A fracture in time is barely noticeable, is a microscopic rupture of my time in life, when happiness and joyful moments take a nap for what is to come. I know how this goes and I know how it ends. Soon the fracture in time will be no more and everything will go back to normal.
I'm longing for that time already. Better times.

Tuesday, February 19, 2019

First time

There are many first times in our lives, more than we wish it would happen, the first time can have many faces, can come disguised as a sweet smile, a bright moment shining over you in the most lost-like situation, can also be a scene that will make you share a tear or in my case many, all the time or, can come when you expect it the least of want it the least.

This is just another one, but sometimes we forget to enjoy what it feels, wanted or not this moment will never come back, life will go by, and we will remember those moments as our precious treasure buried in our minds, coming to overwhelmed us with a constant stream of feelings, good, bad, that is not what is important, but they're ours.

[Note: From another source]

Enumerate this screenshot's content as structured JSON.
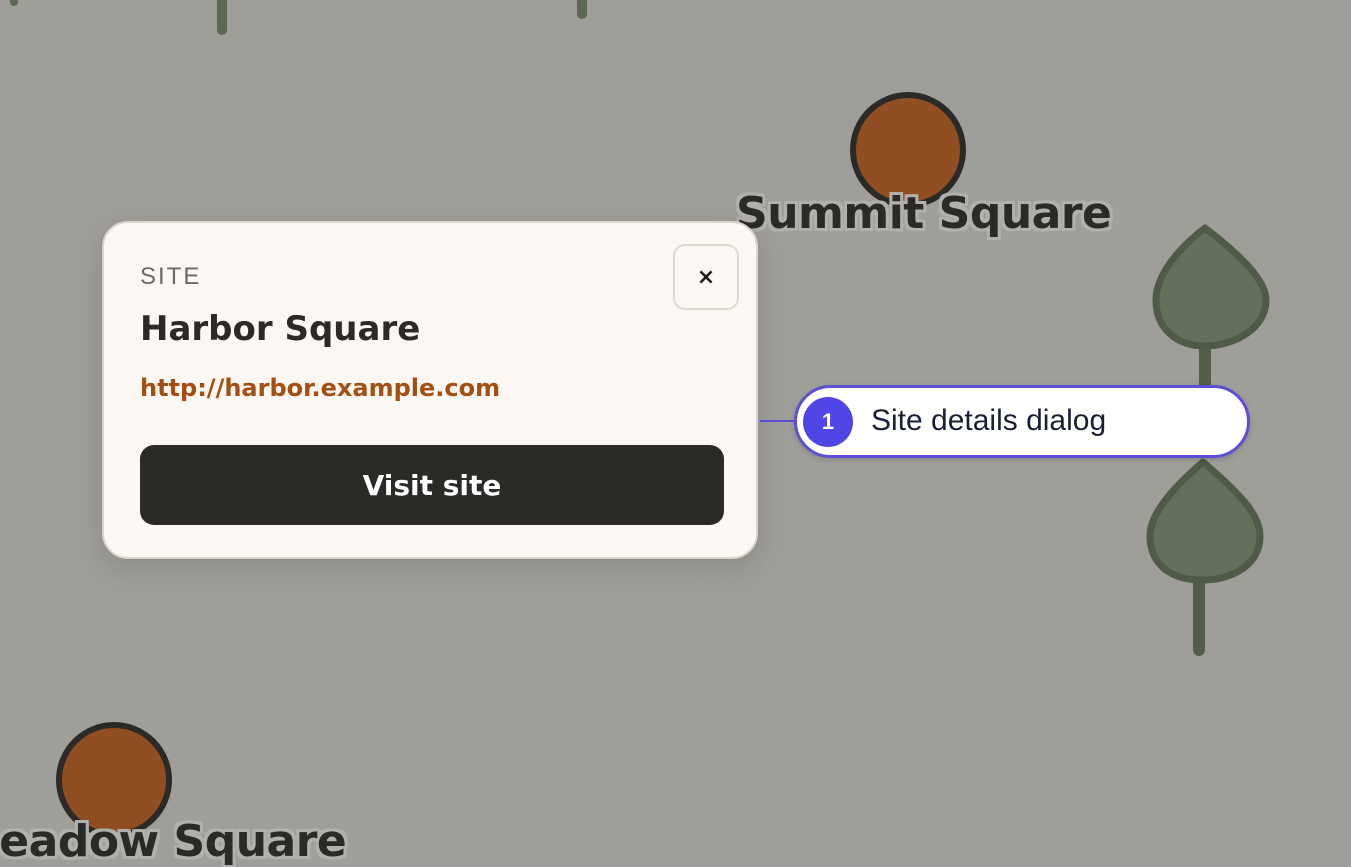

So embrace the funny, dull, embarrassing, intense, ridiculous, wonderful, happy or perfect little pieces of your life. One day you will smile or share a tear when you remember them. So this is me embracing a new moment in my life, experiencing it fully and taking it all in. My first time blogging. I still don't know if the pit in my stomach I'm feeling right now are butterflies fluttering around or hunger, might be both. So if you read this, please be kind but honest because this is what I cherish the most.